The DX7 did not sound like anything that came before. It was the sound of a generation.
The Yamaha DX7 was released in 1983 as the first affordable digital synthesizer to use frequency modulation (FM) synthesis as its core sound generation method. FM synthesis had been theorized since the 1960s and was pioneered by John Chowning at Stanford University. The DX7 was the first affordable hardware synthesizer to implement the technology.
FM synthesis produces sounds by using one oscillator (called the modulator) to modulate the frequency of another oscillator (called the carrier). When the modulator’s frequency is low, the effect sounds like a slow wavering. When it is high and close to the carrier frequency, it produces metallic, bell-like tones that analogue synthesis could not easily create.

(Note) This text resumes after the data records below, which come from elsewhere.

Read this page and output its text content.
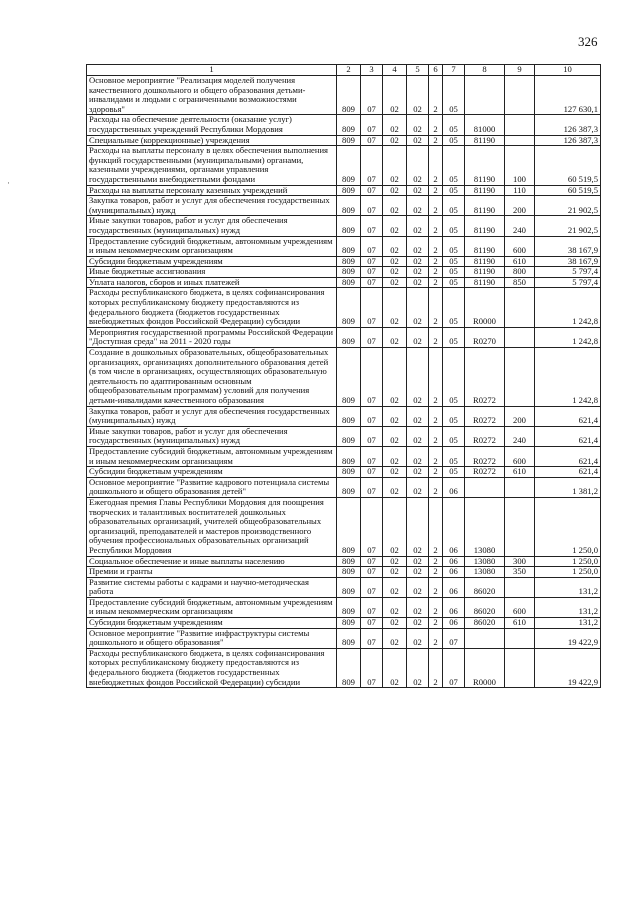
326
·
1	2	3	4	5	6	7	8	9	10
Основное мероприятие "Реализация моделей получения качественного дошкольного и общего образования детьми-инвалидами и людьми с ограниченными возможностями здоровья"	809	07	02	02	2	05			127 630,1
Расходы на обеспечение деятельности (оказание услуг) государственных учреждений Республики Мордовия	809	07	02	02	2	05	81000		126 387,3
Специальные (коррекционные) учреждения	809	07	02	02	2	05	81190		126 387,3
Расходы на выплаты персоналу в целях обеспечения выполнения функций государственными (муниципальными) органами, казенными учреждениями, органами управления государственными внебюджетными фондами	809	07	02	02	2	05	81190	100	60 519,5
Расходы на выплаты персоналу казенных учреждений	809	07	02	02	2	05	81190	110	60 519,5
Закупка товаров, работ и услуг для обеспечения государственных (муниципальных) нужд	809	07	02	02	2	05	81190	200	21 902,5
Иные закупки товаров, работ и услуг для обеспечения государственных (муниципальных) нужд	809	07	02	02	2	05	81190	240	21 902,5
Предоставление субсидий бюджетным, автономным учреждениям и иным некоммерческим организациям	809	07	02	02	2	05	81190	600	38 167,9
Субсидии бюджетным учреждениям	809	07	02	02	2	05	81190	610	38 167,9
Иные бюджетные ассигнования	809	07	02	02	2	05	81190	800	5 797,4
Уплата налогов, сборов и иных платежей	809	07	02	02	2	05	81190	850	5 797,4
Расходы республиканского бюджета, в целях софинансирования которых республиканскому бюджету предоставляются из федерального бюджета (бюджетов государственных внебюджетных фондов Российской Федерации) субсидии	809	07	02	02	2	05	R0000		1 242,8
Мероприятия государственной программы Российской Федерации "Доступная среда" на 2011 - 2020 годы	809	07	02	02	2	05	R0270		1 242,8
Создание в дошкольных образовательных, общеобразовательных организациях, организациях дополнительного образования детей (в том числе в организациях, осуществляющих образовательную деятельность по адаптированным основным общеобразовательным программам) условий для получения детьми-инвалидами качественного образования	809	07	02	02	2	05	R0272		1 242,8
Закупка товаров, работ и услуг для обеспечения государственных (муниципальных) нужд	809	07	02	02	2	05	R0272	200	621,4
Иные закупки товаров, работ и услуг для обеспечения государственных (муниципальных) нужд	809	07	02	02	2	05	R0272	240	621,4
Предоставление субсидий бюджетным, автономным учреждениям и иным некоммерческим организациям	809	07	02	02	2	05	R0272	600	621,4
Субсидии бюджетным учреждениям	809	07	02	02	2	05	R0272	610	621,4
Основное мероприятие "Развитие кадрового потенциала системы дошкольного и общего образования детей"	809	07	02	02	2	06			1 381,2
Ежегодная премия Главы Республики Мордовия для поощрения творческих и талантливых воспитателей дошкольных образовательных организаций, учителей общеобразовательных организаций, преподавателей и мастеров производственного обучения профессиональных образовательных организаций Республики Мордовия	809	07	02	02	2	06	13080		1 250,0
Социальное обеспечение и иные выплаты населению	809	07	02	02	2	06	13080	300	1 250,0
Премии и гранты	809	07	02	02	2	06	13080	350	1 250,0
Развитие системы работы с кадрами и научно-методическая работа	809	07	02	02	2	06	86020		131,2
Предоставление субсидий бюджетным, автономным учреждениям и иным некоммерческим организациям	809	07	02	02	2	06	86020	600	131,2
Субсидии бюджетным учреждениям	809	07	02	02	2	06	86020	610	131,2
Основное мероприятие "Развитие инфраструктуры системы дошкольного и общего образования"	809	07	02	02	2	07			19 422,9
Расходы республиканского бюджета, в целях софинансирования которых республиканскому бюджету предоставляются из федерального бюджета (бюджетов государственных внебюджетных фондов Российской Федерации) субсидии	809	07	02	02	2	07	R0000		19 422,9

The DX7’s most famous preset was the electric piano sound. The patch combined FM operators in a ratio that produced a bright, punchy electric piano tone. It was not meant to replicate a Fender Rhodes. It was its own thing, a digital electric piano sound. The sound appeared on album after album throughout the 1980s and 1990s.
The DX7 sold approximately 200,000 units between its 1983 release and discontinuation in 1989. For comparison, the Minimoog sold approximately 13,000 units over 14 years. The DX7 was not the most common synthesizer because it was the best. It was the most common because it was affordable, sounded good, and the factory presets were excellent starting points for people who did not understand FM synthesis deeply.
The FM synthesis revival began in earnest with the release of the Yamaha Reface DX in 2015, a miniature FM synthesizer that brought the DX7’s engine to a portable, affordable format. Software FM synthesizers had been available since the 1990s, but the Reface DX was the signal that the hardware market was ready for FM again. In 2018, Yamaha released the Montage, a flagship synthesizer with a fully updated FM engine. The 1980s sound had become aesthetically desirable again.